Louise-017
L'invitation à dîner... disons que c'est un début. La vision d'une scène avec un lieu et des personnages : mais qui ne va pas plus loin que ça. Ça peut être une idée avortée tout comme ça peut déboucher sur une histoire. Nous le saurons plus tard.
On est peut-être dans une fusée mais je n'oublie pas la terre d'où je viens. Il faut vraiment que je me remettre à écrire avant que je ne sorte ce genre de phrases à voix haute. Ce que je voulais dire c'est qu'il vaut mieux que je prévienne mes parents que ce soir je « dors chez Garance ». Ce qui me vaut une réponse en texto dans la seconde qui suit :
‒ Ok.
Parfait.
‒ Merde ! s'écrie Christian, avant de se rendre compte qu'il a parlé trop fort puisque tout le monde le fixe.
Il se passe une main dans les cheveux, l'air très embarrassé. S'il peut nous épargner une autre mauvaise nouvelle j'en serais très reconnaissante. C'est exactement ce qu'il se produit puisqu'il ne donne pas de suite à son juron et tout le monde vaque de nouveau à ses occupations.
Je suis engourdie des pieds à la tête et surtout de la bouche, lorsque je me réveille. J'émerge en quelques secondes quand je prends conscience que je ne suis pas dans mon lit : donc pas en terrain familier. Le problème, parce qu'il faut qu'il y en ai un, c'est que je relève ma tête de l'épaule de Laurène. Et mon cœur commence une course contre mon imagination. Il essaie de se barrer avant que je n'aie le temps d'envisager les pires situations. Trop tard celle-ci est venue à moi toute seule : la pire chose qui puisse arriver c'est que je bave pendant que j'ai dormi. Je prie pour que ça ne soit pas le cas.

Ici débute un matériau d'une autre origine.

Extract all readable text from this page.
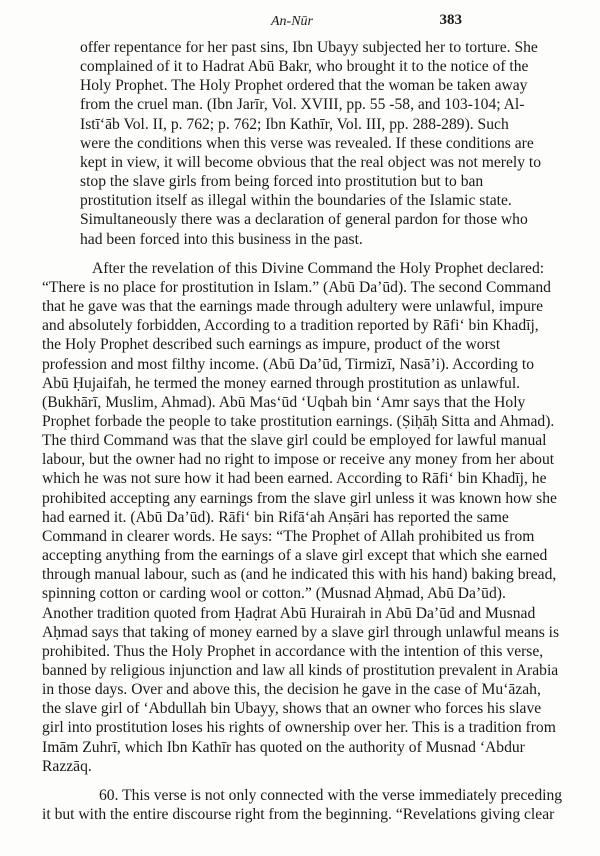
An-Nūr	383
offer repentance for her past sins, Ibn Ubayy subjected her to torture. She
complained of it to Hadrat Abū Bakr, who brought it to the notice of the
Holy Prophet. The Holy Prophet ordered that the woman be taken away
from the cruel man. (Ibn Jarīr, Vol. XVIII, pp. 55 -58, and 103-104; Al-
Istī‘āb Vol. II, p. 762; p. 762; Ibn Kathīr, Vol. III, pp. 288-289). Such
were the conditions when this verse was revealed. If these conditions are
kept in view, it will become obvious that the real object was not merely to
stop the slave girls from being forced into prostitution but to ban
prostitution itself as illegal within the boundaries of the Islamic state.
Simultaneously there was a declaration of general pardon for those who
had been forced into this business in the past.
After the revelation of this Divine Command the Holy Prophet declared:
“There is no place for prostitution in Islam.” (Abū Da’ūd). The second Command
that he gave was that the earnings made through adultery were unlawful, impure
and absolutely forbidden, According to a tradition reported by Rāfi‘ bin Khadīj,
the Holy Prophet described such earnings as impure, product of the worst
profession and most filthy income. (Abū Da’ūd, Tirmizī, Nasā’i). According to
Abū Ḥujaifah, he termed the money earned through prostitution as unlawful.
(Bukhārī, Muslim, Ahmad). Abū Mas‘ūd ‘Uqbah bin ‘Amr says that the Holy
Prophet forbade the people to take prostitution earnings. (Ṣiḥāḥ Sitta and Ahmad).
The third Command was that the slave girl could be employed for lawful manual
labour, but the owner had no right to impose or receive any money from her about
which he was not sure how it had been earned. According to Rāfi‘ bin Khadīj, he
prohibited accepting any earnings from the slave girl unless it was known how she
had earned it. (Abū Da’ūd). Rāfi‘ bin Rifā‘ah Anṣāri has reported the same
Command in clearer words. He says: “The Prophet of Allah prohibited us from
accepting anything from the earnings of a slave girl except that which she earned
through manual labour, such as (and he indicated this with his hand) baking bread,
spinning cotton or carding wool or cotton.” (Musnad Aḥmad, Abū Da’ūd).
Another tradition quoted from Ḥaḍrat Abū Hurairah in Abū Da’ūd and Musnad
Aḥmad says that taking of money earned by a slave girl through unlawful means is
prohibited. Thus the Holy Prophet in accordance with the intention of this verse,
banned by religious injunction and law all kinds of prostitution prevalent in Arabia
in those days. Over and above this, the decision he gave in the case of Mu‘āzah,
the slave girl of ‘Abdullah bin Ubayy, shows that an owner who forces his slave
girl into prostitution loses his rights of ownership over her. This is a tradition from
Imām Zuhrī, which Ibn Kathīr has quoted on the authority of Musnad ‘Abdur
Razzāq.
60. This verse is not only connected with the verse immediately preceding
it but with the entire discourse right from the beginning. “Revelations giving clear
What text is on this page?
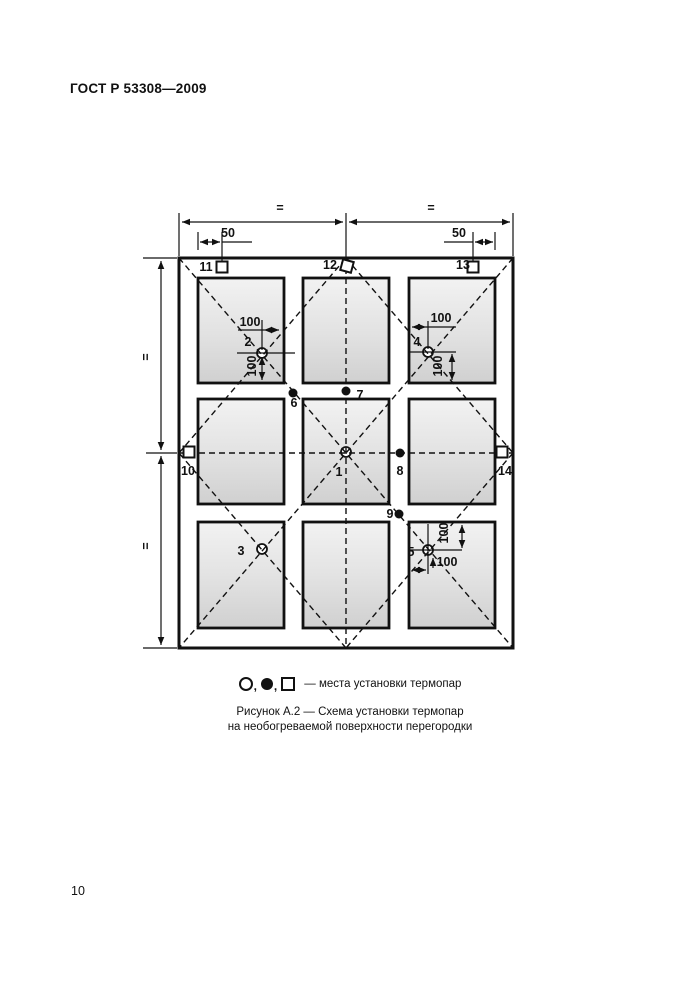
ГОСТ Р 53308—2009
=	=
=
=
50	50
100
100
100
100
100
100
1
2
3
4
5
6
7
8
9
10
11	12	13
14
, , — места установки термопар
Рисунок А.2 — Схема установки термопар
на необогреваемой поверхности перегородки
10
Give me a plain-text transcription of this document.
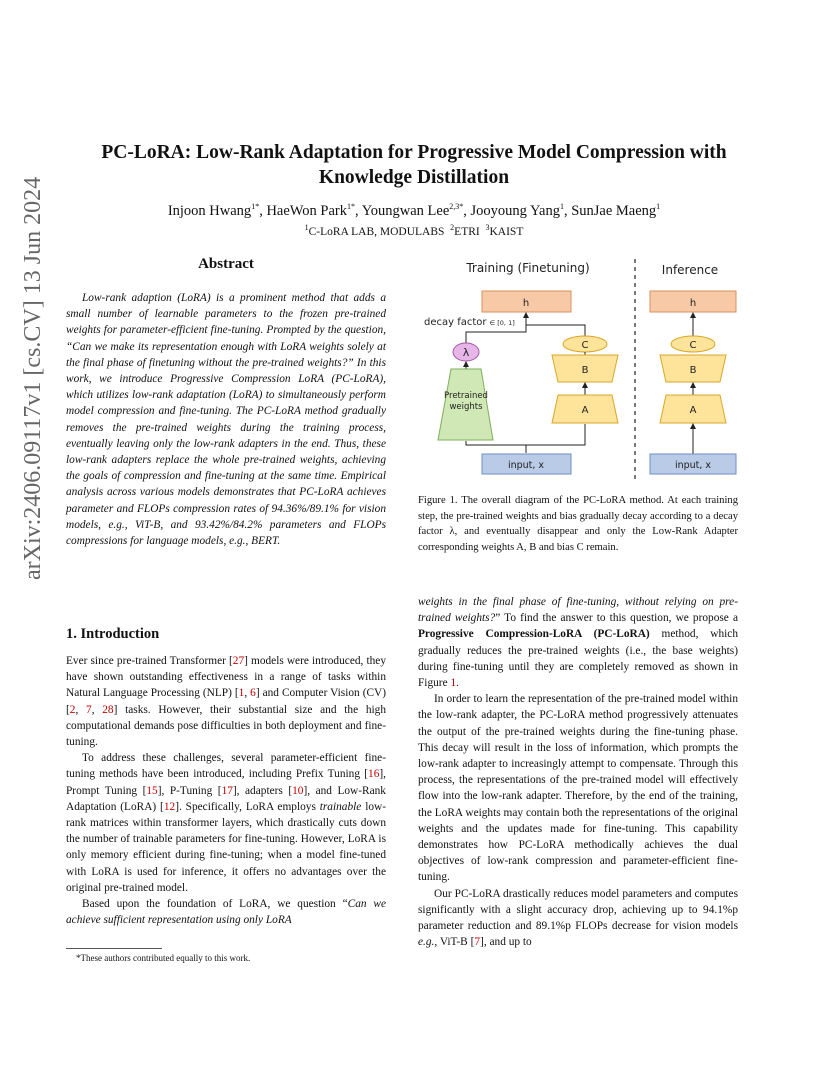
arXiv:2406.09117v1 [cs.CV] 13 Jun 2024
PC-LoRA: Low-Rank Adaptation for Progressive Model Compression with Knowledge Distillation
Injoon Hwang$^{1*}$, HaeWon Park$^{1*}$, Youngwan Lee$^{2,3*}$, Jooyoung Yang$^1$, SunJae Maeng$^1$
$^1$C-LoRA LAB, MODULABS  $^2$ETRI  $^3$KAIST
Abstract
Low-rank adaption (LoRA) is a prominent method that adds a small number of learnable parameters to the frozen pre-trained weights for parameter-efficient fine-tuning. Prompted by the question, “Can we make its representation enough with LoRA weights solely at the final phase of finetuning without the pre-trained weights?” In this work, we introduce Progressive Compression LoRA (PC-LoRA), which utilizes low-rank adaptation (LoRA) to simultaneously perform model compression and fine-tuning. The PC-LoRA method gradually removes the pre-trained weights during the training process, eventually leaving only the low-rank adapters in the end. Thus, these low-rank adapters replace the whole pre-trained weights, achieving the goals of compression and fine-tuning at the same time. Empirical analysis across various models demonstrates that PC-LoRA achieves parameter and FLOPs compression rates of 94.36%/89.1% for vision models, e.g., ViT-B, and 93.42%/84.2% parameters and FLOPs compressions for language models, e.g., BERT.
1. Introduction

Ever since pre-trained Transformer [27] models were introduced, they have shown outstanding effectiveness in a range of tasks within Natural Language Processing (NLP) [1, 6] and Computer Vision (CV) [2, 7, 28] tasks. However, their substantial size and the high computational demands pose difficulties in both deployment and fine-tuning.

To address these challenges, several parameter-efficient fine-tuning methods have been introduced, including Prefix Tuning [16], Prompt Tuning [15], P-Tuning [17], adapters [10], and Low-Rank Adaptation (LoRA) [12]. Specifically, LoRA employs trainable low-rank matrices within transformer layers, which drastically cuts down the number of trainable parameters for fine-tuning. However, LoRA is only memory efficient during fine-tuning; when a model fine-tuned with LoRA is used for inference, it offers no advantages over the original pre-trained model.

Based upon the foundation of LoRA, we question “Can we achieve sufficient representation using only LoRA

*These authors contributed equally to this work.
Training (Finetuning)	Inference
h
decay factor ∈ [0, 1]
λ
Pretrained
weights
C
B
A
input, x
h
C
B
A
input, x
Figure 1. The overall diagram of the PC-LoRA method. At each training step, the pre-trained weights and bias gradually decay according to a decay factor λ, and eventually disappear and only the Low-Rank Adapter corresponding weights A, B and bias C remain.

weights in the final phase of fine-tuning, without relying on pre-trained weights?” To find the answer to this question, we propose a Progressive Compression-LoRA (PC-LoRA) method, which gradually reduces the pre-trained weights (i.e., the base weights) during fine-tuning until they are completely removed as shown in Figure 1.

In order to learn the representation of the pre-trained model within the low-rank adapter, the PC-LoRA method progressively attenuates the output of the pre-trained weights during the fine-tuning phase. This decay will result in the loss of information, which prompts the low-rank adapter to increasingly attempt to compensate. Through this process, the representations of the pre-trained model will effectively flow into the low-rank adapter. Therefore, by the end of the training, the LoRA weights may contain both the representations of the original weights and the updates made for fine-tuning. This capability demonstrates how PC-LoRA methodically achieves the dual objectives of low-rank compression and parameter-efficient fine-tuning.

Our PC-LoRA drastically reduces model parameters and computes significantly with a slight accuracy drop, achieving up to 94.1%p parameter reduction and 89.1%p FLOPs decrease for vision models e.g., ViT-B [7], and up to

Je passe mes doigts autour de ma bouche pour vérifier qu'aucune substance baveuse n'ai séché : RAS. Je respire enfin. Puis ma cage thoracique se comprime de nouveau lorsque je réalise à peine que j'étais couchée sur l'épaule de LAURENE. Oh mon Dieu. Le rouge me monte au joue tel un incendie qui me ravage de l'intérieur.
Que va-t-elle penser maintenant ?
Il faut que je trouve une explication et tout de suite car je sens qu'elle s'aperçoit de mon réveil. Vite. Et lorsque son regard rencontre le mien je dis la première chose sincère qui me vient à l'esprit :
‒ Oups. Je me suis trompée d'épaule !
J'essaie d'être convaincante mais la phrase en elle-même ne m'aide pas beaucoup.
‒ Tu sais, les deux sont pareilles, réplique-t-elle un rictus au creux de la lèvre.
‒ Ce n'est pas ce que je voulais dire ! insistai-je en croisant les bras autour de ma poitrine.
‒ Je t'écoute, poursuit-elle avec une voix chaleureuse qui pousserait tous les criminels à avouer leurs crimes.
‒ Je voulais dire que d'habitude je dors sur l'épaule de Garance.
‒ Oui je sais tu n'es pas lesbienne. Mais je te jure que dormir sur mon épaule ne t'engage en rien, poursuis-t-elle un peu plus sérieuse.
Je me retrouve un peu confuse. Est-ce vraiment ce que je sous-entendais ? Je ne sais plus moi-même. Je ne sais plus comment réagir. Et laisse un blanc s'installer malgré-moi. Garance vient à notre secours en intervenant.
‒ Dites, les filles (cette formulation me fait bizarre, elle nous appelle comme si nous étions amies depuis toujours.) Vous comptez vraiment manger avec ce gros homophobe, demande-t-elle.
Laurène acquiesce.
‒ Et tu viens avec nous ! poursuivais-je.
‒ Mais... tente-t-elle.
‒ T'inquiète pas, tu viendras avec ton Roméo, dis-je.
Son regard s'illumine.
‒ Ce n'est pas mon Roméo, c'est mon ex Roméo, s'indigne-t-elle.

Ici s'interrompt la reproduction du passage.